[Met Performance] CID:314140
Tosca {758} Metropolitan Opera House: 10/12/1993.


Metropolitan Opera House
October 12, 1993

TOSCA {758}

Tosca...................Maria Guleghina
Cavaradossi.............Emil Ivanov
Scarpia.................Sherrill Milnes
Sacristan...............François Loup
Spoletta................Charles Anthony
Angelotti...............Herbert Perry
Sciarrone...............Bradley Garvin
Shepherd................Franz Musial-Aderer
Jailer..................LeRoy Lehr

Conductor...............Julius Rudel

Review of Bruce Michael Gelbert in the New York Native

Troubled Tosca
Sherrill Milnes made his Scarpia a chilling, menacing chief of police

During the first weeks of the new Metropolitan Opera season, performances of Giacomo Puccini's popular "Tosca" featured Ukranian-born soprano Maria Guleghina, who made such a strong impression in the Kirov Opera's "Queen of Spades" here in the summer of 1992. A youthful, impetuous, and volatile Tosca, Guleghina displayed the remembered full, pure, and dusky middle range in "Non la sospiri la nostra casetta" in Act One. High C, in Acts Two and Three, however, sometimes eluded her grasp. If she came perilously close to silent movie-style cringing and contorting, as she suffered along with Cavaradossi's torments and evaded Scarpia's unwelcome attentions, she aptly alternated fire and despair in early confrontations with the manipulative police chief and exuded power and assurance when she demanded the safe conduct and, later, told her lover of the murder she had committed.

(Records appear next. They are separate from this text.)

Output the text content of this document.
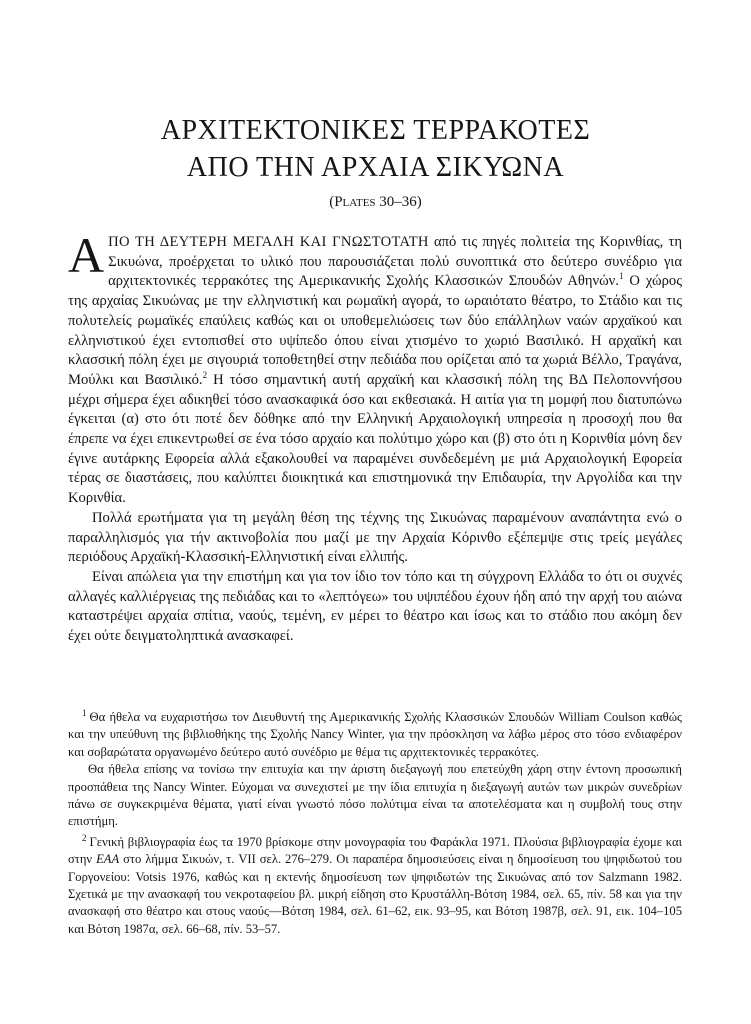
ΑΡΧΙΤΕΚΤΟΝΙΚΕΣ ΤΕΡΡΑΚΟΤΕΣ
ΑΠΟ ΤΗΝ ΑΡΧΑΙΑ ΣΙΚΥΩΝΑ
(Plates 30–36)

ΑΠΟ ΤΗ ΔΕΥΤΕΡΗ ΜΕΓΑΛΗ ΚΑΙ ΓΝΩΣΤΟΤΑΤΗ από τις πηγές πολιτεία της Κορινθίας, τη Σικυώνα, προέρχεται το υλικό που παρουσιάζεται πολύ συνοπτικά στο δεύτερο συνέδριο για αρχιτεκτονικές τερρακότες της Αμερικανικής Σχολής Κλασσικών Σπουδών Αθηνών.$^1$ Ο χώρος της αρχαίας Σικυώνας με την ελληνιστική και ρωμαϊκή αγορά, το ωραιότατο θέατρο, το Στάδιο και τις πολυτελείς ρωμαϊκές επαύλεις καθώς και οι υποθεμελιώσεις των δύο επάλληλων ναών αρχαϊκού και ελληνιστικού έχει εντοπισθεί στο υψίπεδο όπου είναι χτισμένο το χωριό Βασιλικό. Η αρχαϊκή και κλασσική πόλη έχει με σιγουριά τοποθετηθεί στην πεδιάδα που ορίζεται από τα χωριά Βέλλο, Τραγάνα, Μούλκι και Βασιλικό.$^2$ Η τόσο σημαντική αυτή αρχαϊκή και κλασσική πόλη της ΒΔ Πελοποννήσου μέχρι σήμερα έχει αδικηθεί τόσο ανασκαφικά όσο και εκθεσιακά. Η αιτία για τη μομφή που διατυπώνω έγκειται (α) στο ότι ποτέ δεν δόθηκε από την Ελληνική Αρχαιολογική υπηρεσία η προσοχή που θα έπρεπε να έχει επικεντρωθεί σε ένα τόσο αρχαίο και πολύτιμο χώρο και (β) στο ότι η Κορινθία μόνη δεν έγινε αυτάρκης Εφορεία αλλά εξακολουθεί να παραμένει συνδεδεμένη με μιά Αρχαιολογική Εφορεία τέρας σε διαστάσεις, που καλύπτει διοικητικά και επιστημονικά την Επιδαυρία, την Αργολίδα και την Κορινθία.

Πολλά ερωτήματα για τη μεγάλη θέση της τέχνης της Σικυώνας παραμένουν αναπάντητα ενώ ο παραλληλισμός για τήν ακτινοβολία που μαζί με την Αρχαία Κόρινθο εξέπεμψε στις τρείς μεγάλες περιόδους Αρχαϊκή-Κλασσική-Ελληνιστική είναι ελλιπής.

Είναι απώλεια για την επιστήμη και για τον ίδιο τον τόπο και τη σύγχρονη Ελλάδα το ότι οι συχνές αλλαγές καλλιέργειας της πεδιάδας και το «λεπτόγεω» του υψιπέδου έχουν ήδη από την αρχή του αιώνα καταστρέψει αρχαία σπίτια, ναούς, τεμένη, εν μέρει το θέατρο και ίσως και το στάδιο που ακόμη δεν έχει ούτε δειγματοληπτικά ανασκαφεί.

$^1$ Θα ήθελα να ευχαριστήσω τον Διευθυντή της Αμερικανικής Σχολής Κλασσικών Σπουδών William Coulson καθώς και την υπεύθυνη της βιβλιοθήκης της Σχολής Nancy Winter, για την πρόσκληση να λάβω μέρος στο τόσο ενδιαφέρον και σοβαρώτατα οργανωμένο δεύτερο αυτό συνέδριο με θέμα τις αρχιτεκτονικές τερρακότες.

Θα ήθελα επίσης να τονίσω την επιτυχία και την άριστη διεξαγωγή που επετεύχθη χάρη στην έντονη προσωπική προσπάθεια της Nancy Winter. Εύχομαι να συνεχιστεί με την ίδια επιτυχία η διεξαγωγή αυτών των μικρών συνεδρίων πάνω σε συγκεκριμένα θέματα, γιατί είναι γνωστό πόσο πολύτιμα είναι τα αποτελέσματα και η συμβολή τους στην επιστήμη.

$^2$ Γενική βιβλιογραφία έως τα 1970 βρίσκομε στην μονογραφία του Φαράκλα 1971. Πλούσια βιβλιογραφία έχομε και στην ΕΑΑ στο λήμμα Σικυών, τ. VII σελ. 276–279. Οι παραπέρα δημοσιεύσεις είναι η δημοσίευση του ψηφιδωτού του Γοργονείου: Votsis 1976, καθώς και η εκτενής δημοσίευση των ψηφιδωτών της Σικυώνας από τον Salzmann 1982. Σχετικά με την ανασκαφή του νεκροταφείου βλ. μικρή είδηση στο Κρυστάλλη-Βότση 1984, σελ. 65, πίν. 58 και για την ανασκαφή στο θέατρο και στους ναούς—Βότση 1984, σελ. 61–62, εικ. 93–95, και Βότση 1987β, σελ. 91, εικ. 104–105 και Βότση 1987α, σελ. 66–68, πίν. 53–57.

In his "Recondita armonia" Emil Ivanov, from Rome, as Cavaradossi, disclosed a constricted low range and thin or pressured and spread upper register. Although he and Guleghina failed to generate much heat in the Act One love duet, the tenor soon brought passion to his fulminations against Scarpia in the scene with Angelotti. He capped this exchange, though, with a scrappy high B and parted company with conductor Julius Rudel during his exit music. While Ivanov's cry of "Vittoria, Vittoria" boasted raw power and "E lucevan le stele" did not want for feeling, both were short on polish. In his favor, this Cavaradossi, listlessly echoing Tosca's "Libere" and "Via pel mar," evinced little belief that he would leave prison alive and only humored Tosca as she planned their future.

Belying an elegant appearance, Sherrill Milnes made his Scarpia a chilling, menacing chief of police from the start. He was suitably unctuous when he greeted Tosca and worked hard to hold audience attention as masses of worshipers and procession participants gathered at the end of Act One. Despite a seriously worn instrument, Miles was riveting in Act Two when there were fewer distractions. François Loup, as the Sacristan, was fittingly fussy, grumpy, jolly and cowering by turns. Herbert Perry was the exceptionally expressive and resonant Angelotti and dependable veteran Charles Anthony played Spoletta.

Rudel's reading of "Tosca" was on the slow side and the orchestral volume he elicited for "Vissi d'arte" made it anything but the moment of repose during the turbulence of Act Two that it should be.

Giving 'Tosca" in openly gay designer Franco Zeffirelli's opulent production, the Met has, this season, restored a gratuitous change of setting for "E lucevan." Courtesy of the stage elevator, we move indoors to Cavaradossi's prison cell, surrounded by massive columns, arches, and ancient debris.